After an incredibly long drive, not helped by the fact that we had driven to Dover through the night on Friday, we arrived at Flower Camping in Saumur, greeted by several people driving around on vintage bikes with fake moustaches and stripy shirts on. No, it wasn’t all the stereotypes I’d ever come across being realised, it was Anjou Velo Vintage, the annual festival of all things vintage cycling that was taking place in the town that weekend. Seeing people handle their bikes so well made me realise that one of the things on my mental itinerary was probably not going to happen that weekend. Two people who don’t cycle in the UK shouldn’t assume that being in France automatically makes you able to do it well, especially when one hand is holding a French stick.
The mobile home was perfect, exactly how a caravan should be, terrace with garden furniture, miniature bedrooms, and most importantly, a fridge for the 40 beers we’d bought at the supermarket as a matter of priority on arrival.
My first thoughts of the place were that it seemed a very relaxing place to spend a week. It’d chucked it down all the way there, torrentially in parts, and I was relieved I’d brought all the books. But by the second day there the sun was well and truly out, and well and truly relax we did.
The campsite had a pool complete with loungers, and we spent 3 days doing not a lot more than graze on ham, cheese, pate and bread, drink stubbies and re-apply suncream. I also started ‘Gone with the wind’ which became slightly consuming and is now proving a bit of a bind now I’m back at work. 984 pages is a lot of pages.

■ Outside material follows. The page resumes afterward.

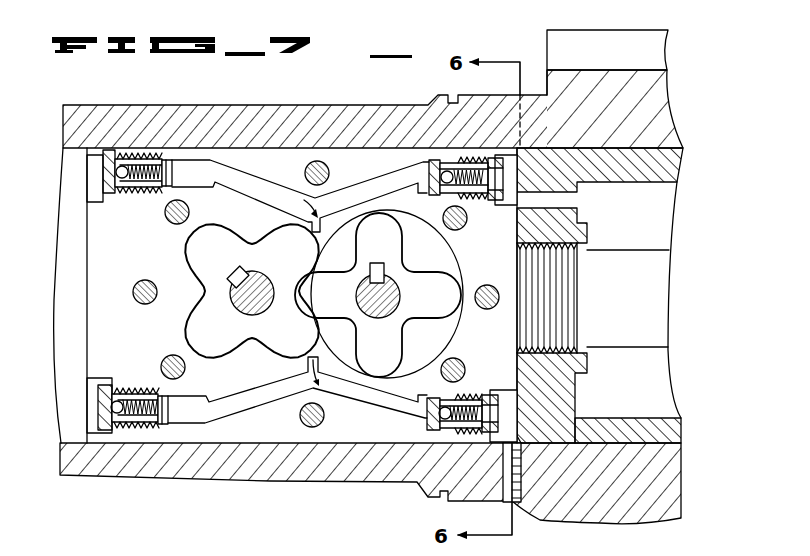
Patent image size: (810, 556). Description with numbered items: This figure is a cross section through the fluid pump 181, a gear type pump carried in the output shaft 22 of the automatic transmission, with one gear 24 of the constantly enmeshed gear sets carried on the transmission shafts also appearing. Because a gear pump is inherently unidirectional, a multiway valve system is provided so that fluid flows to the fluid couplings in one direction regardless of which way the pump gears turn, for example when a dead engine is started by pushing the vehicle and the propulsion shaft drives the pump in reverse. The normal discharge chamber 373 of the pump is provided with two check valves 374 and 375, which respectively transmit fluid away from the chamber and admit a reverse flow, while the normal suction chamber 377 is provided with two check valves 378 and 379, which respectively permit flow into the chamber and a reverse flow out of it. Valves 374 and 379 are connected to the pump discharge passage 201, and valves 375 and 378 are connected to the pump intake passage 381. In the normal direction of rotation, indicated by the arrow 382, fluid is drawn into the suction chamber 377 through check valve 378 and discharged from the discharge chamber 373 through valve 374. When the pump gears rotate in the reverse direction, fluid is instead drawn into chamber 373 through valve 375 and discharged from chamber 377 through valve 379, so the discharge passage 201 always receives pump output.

I was amazed by how quiet the site was, though given that it’s the second week of July now and temperatures are close to 30C as the summer holidays approach, I imagine that the holidayers who we met spending their retirement in their camper vans will have moved on, leaving the place swarming with kids. It catered for all kinds of camping too, small tents met huge Winniebagos which were absolutely amazing and inspired a lot of jealousy, and there were a variety of different mobile homes for those wanting the in between.

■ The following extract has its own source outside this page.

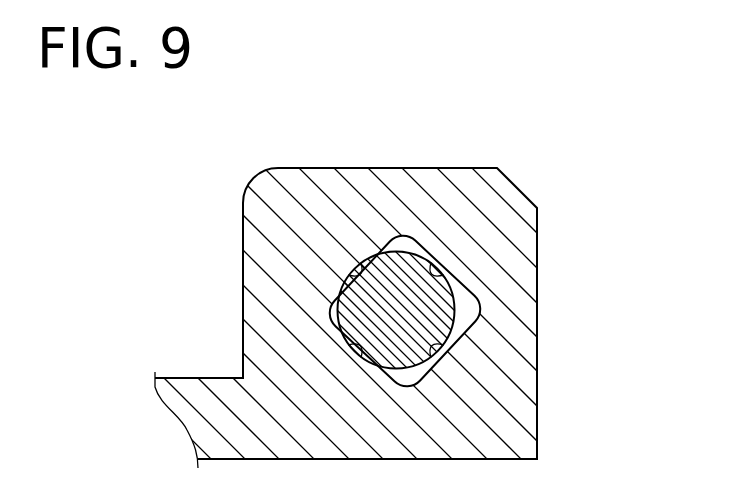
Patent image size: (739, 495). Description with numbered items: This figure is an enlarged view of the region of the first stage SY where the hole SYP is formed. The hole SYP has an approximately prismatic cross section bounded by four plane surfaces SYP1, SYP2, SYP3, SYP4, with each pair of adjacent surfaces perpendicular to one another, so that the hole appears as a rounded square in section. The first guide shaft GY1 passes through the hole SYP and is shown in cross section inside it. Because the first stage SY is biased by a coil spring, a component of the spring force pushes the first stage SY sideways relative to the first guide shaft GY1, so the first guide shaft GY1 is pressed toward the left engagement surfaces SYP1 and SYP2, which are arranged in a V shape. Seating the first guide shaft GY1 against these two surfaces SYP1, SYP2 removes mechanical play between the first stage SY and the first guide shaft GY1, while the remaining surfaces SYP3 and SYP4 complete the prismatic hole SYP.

The town itself was pretty but not as big as I expected, sat under the hill which housed the Chateaux. Having reached the decision early on that we wouldn’t be paying good money to look round any of the aforementioned museums, we also gave the Chateaux tour a miss…seen as we could see it from our mobile home it seemed unnecessary to pay to look round it when we could just look at it from our seat in the sun.

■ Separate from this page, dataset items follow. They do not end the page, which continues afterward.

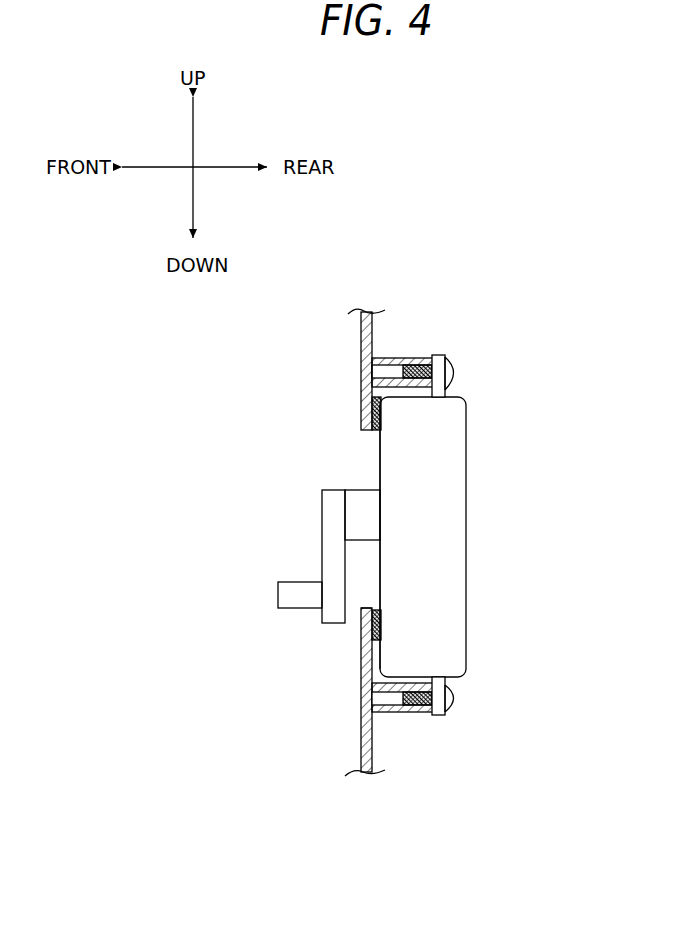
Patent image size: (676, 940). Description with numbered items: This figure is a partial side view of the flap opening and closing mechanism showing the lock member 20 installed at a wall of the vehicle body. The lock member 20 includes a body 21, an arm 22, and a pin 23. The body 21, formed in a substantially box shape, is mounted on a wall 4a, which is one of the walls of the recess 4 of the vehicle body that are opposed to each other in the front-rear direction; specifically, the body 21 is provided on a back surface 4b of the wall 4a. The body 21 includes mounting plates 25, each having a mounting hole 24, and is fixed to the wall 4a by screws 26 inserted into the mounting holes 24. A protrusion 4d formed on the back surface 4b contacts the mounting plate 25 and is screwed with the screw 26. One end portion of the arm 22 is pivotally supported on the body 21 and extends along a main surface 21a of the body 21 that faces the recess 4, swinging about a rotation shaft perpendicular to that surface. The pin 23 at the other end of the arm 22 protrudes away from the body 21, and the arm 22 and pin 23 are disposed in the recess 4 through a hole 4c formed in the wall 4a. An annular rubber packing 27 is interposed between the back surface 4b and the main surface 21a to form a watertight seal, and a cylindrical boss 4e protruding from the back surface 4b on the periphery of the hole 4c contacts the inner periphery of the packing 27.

The recess 4 is at (228, 464).
The wall 4a is at (358, 355).
The back surface 4b is at (370, 755).
The hole 4c is at (360, 606).
The protrusion 4d is at (403, 370).
The boss 4e is at (381, 614).
The lock member 20 is at (532, 414).
The body 21 is at (448, 557).
The main surface 21a is at (377, 457).
The arm 22 is at (320, 540).
The pin 23 is at (298, 610).
The mounting hole 24 is at (452, 366).
The mounting plate 25 is at (438, 356).
The screw 26 is at (457, 382).
The packing 27 is at (365, 383).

We made the journey into Nantes to see Elohdi and family, and then came home the VERY long way, the touristic route apparently, driving through pretty little villages and towns, windmills, vineyards and Chateaux’ as a pre-requisite, before picking the river back up to come back to Saumur. I still can’t get over how easy it is to navigate the roads over there, you know what road you’re on and where it’s going, pretty much constantly, can’t really say that for over here!
Our last day was pretty overcast, so we managed to get free tickets to go and look round one of the wineries, which involved a 30 minute tour of the underground galleries. 4 million bottles of wine down there. Amazing. This was rounded up with tasting of 4 different fizzy wines, including a fizzy red which was pretty good considering it sounds hideous.
All in all, despite our leisurely approach to getting to see the area, I think I got a pretty good feel for it. It was chilled, the town was pretty calm to say it is officially a city, and walking around on the couple of nights we decided to eat something different than ham for a meal felt perfectly comfortable. We had two amazing meals in the medieval square, and even got live music on the last.
And of course, there was more than a couple of my favourite French thing, the oranges and fire. God love Cointreau.
Having been back 8 days I’ve already forgotten the very long drive, to the point that I’d even consider adding on more mileage next time. It was the place where the Winniebago plans were laid, and I now have written documentation of how long this could take to happen.
I’d recommend it to anyone looking for a relaxing week in the sun, nice food, and a great site, and if you’re into cycling then it’s perfect as the place is surrounded by trails. Great week feeling more relaxed than I have in a while. Definitely would say a week is long enough though. Next stop, Budapest.